No mesmo ano, após ter tido um a ascensão meteórica surfando a onda bolsonarista, o governador eleito no Rio de Janeiro pelo PSC, Wilson Witzel, afirmou que a polícia iria “mirar na cabecinha e fogo”.

Ainda que publicamente Nunes agora acene ao bolsonarismo, outra face do freio de arrumação será convencer a militância de que ele, e não Mello Araújo, Bolsonaro ou Tarcísio, tem controle sobre a pré-campanha.

O prefeito tentará convencer lideranças de bairros e diretórios regionais de que sua administração tem uma forte plataforma social e que não carrega o verniz da extrema-direita. Pessoas próximas do emedebista reconhecem que a escolha do vice foi “um balde de água fria” para estes grupos.

Nesse sentido, o próprio Mello Araújo, que diferentemente de Nunes não precisa provar alinhamento ao bolsonarismo, tem tentado suavizar sua imagem. Ele tem falado, por exemplo, sobre ações sociais que realizou quando comandava a Ceagesp (Companhia de Entrepostos e Armazéns Gerais de São Paulo) durante a gestão Bolsonaro. É uma resposta, segundo ele, para os que criam narrativas e dizem que ele “tem problemas com a população mais carente”.

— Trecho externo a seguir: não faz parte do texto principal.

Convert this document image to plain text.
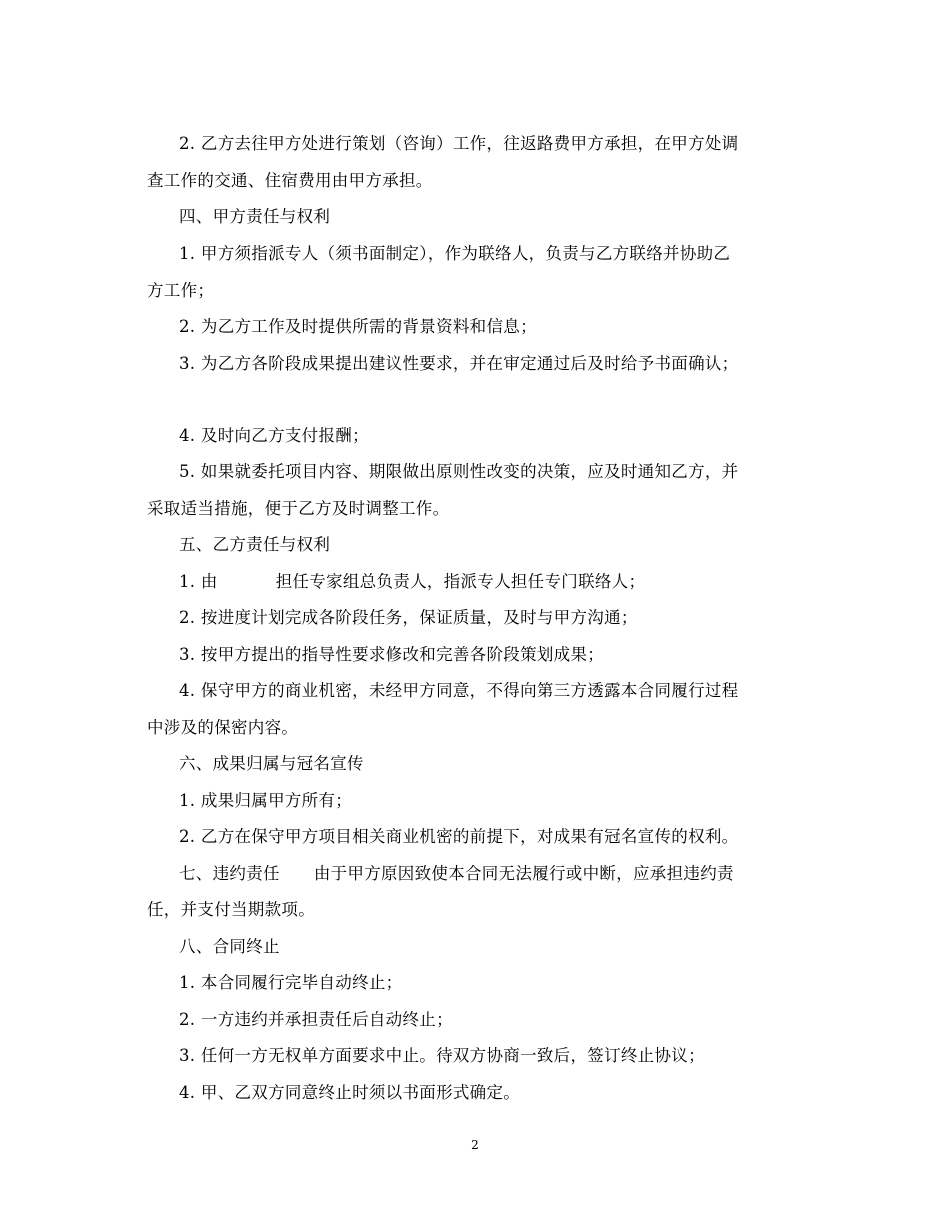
2. 乙方去往甲方处进行策划（咨询）工作，往返路费甲方承担，在甲方处调
查工作的交通、住宿费用由甲方承担。
四、甲方责任与权利
1. 甲方须指派专人（须书面制定），作为联络人，负责与乙方联络并协助乙
方工作；
2. 为乙方工作及时提供所需的背景资料和信息；
3. 为乙方各阶段成果提出建议性要求，并在审定通过后及时给予书面确认；
4. 及时向乙方支付报酬；
5. 如果就委托项目内容、期限做出原则性改变的决策，应及时通知乙方，并
采取适当措施，便于乙方及时调整工作。
五、乙方责任与权利
1. 由	担任专家组总负责人，指派专人担任专门联络人；
2. 按进度计划完成各阶段任务，保证质量，及时与甲方沟通；
3. 按甲方提出的指导性要求修改和完善各阶段策划成果；
4. 保守甲方的商业机密，未经甲方同意，不得向第三方透露本合同履行过程
中涉及的保密内容。
六、成果归属与冠名宣传
1. 成果归属甲方所有；
2. 乙方在保守甲方项目相关商业机密的前提下，对成果有冠名宣传的权利。
七、违约责任 由于甲方原因致使本合同无法履行或中断，应承担违约责
任，并支付当期款项。
八、合同终止
1. 本合同履行完毕自动终止；
2. 一方违约并承担责任后自动终止；
3. 任何一方无权单方面要求中止。待双方协商一致后，签订终止协议；
4. 甲、乙双方同意终止时须以书面形式确定。
2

Em 2017, o ex-Rota chegou a defender ao UOL uma diferença de tratamento em abordagens policiais nos Jardins (área nobre de São Paulo) e na periferia. Em agenda na quarta-feira (26), o próprio Nunes expôs os argumentos de Mello Araújo de que a frase teria sido tirada de contexto.

“Ele me falou o seguinte: ‘Prefeito, eu tenho um trabalho muito forte em comunidades, faço ações sociais. Eu como presidente da Ceagesp reforcei muito a atenção de alimentos para as comunidades”, afirmou.

O movimento de Mello Araújo nas redes coincide com reuniões que ele tem participado com aliados de Nunes e com seu marqueteiro, Duda Lima. O entorno do prefeito diz que esses foram encontros de apresentação, para aproximar o indicado de Bolsonaro da pré-campanha. Segundo Nunes, o ex-Rota também vai se reunir com o ex-governador Rodrigo Garcia (sem partido), coordenador do plano de governo.

Desde que o nome de Mello Araújo foi confirmado, o trabalho dele à frente da Ceagesp segue sendo destacado como um exemplo de combate à corrupção. Sua atuação como chefe da Rota, batalhão de elite da PM conhecido por sua letalidade, não deve ser mencionada.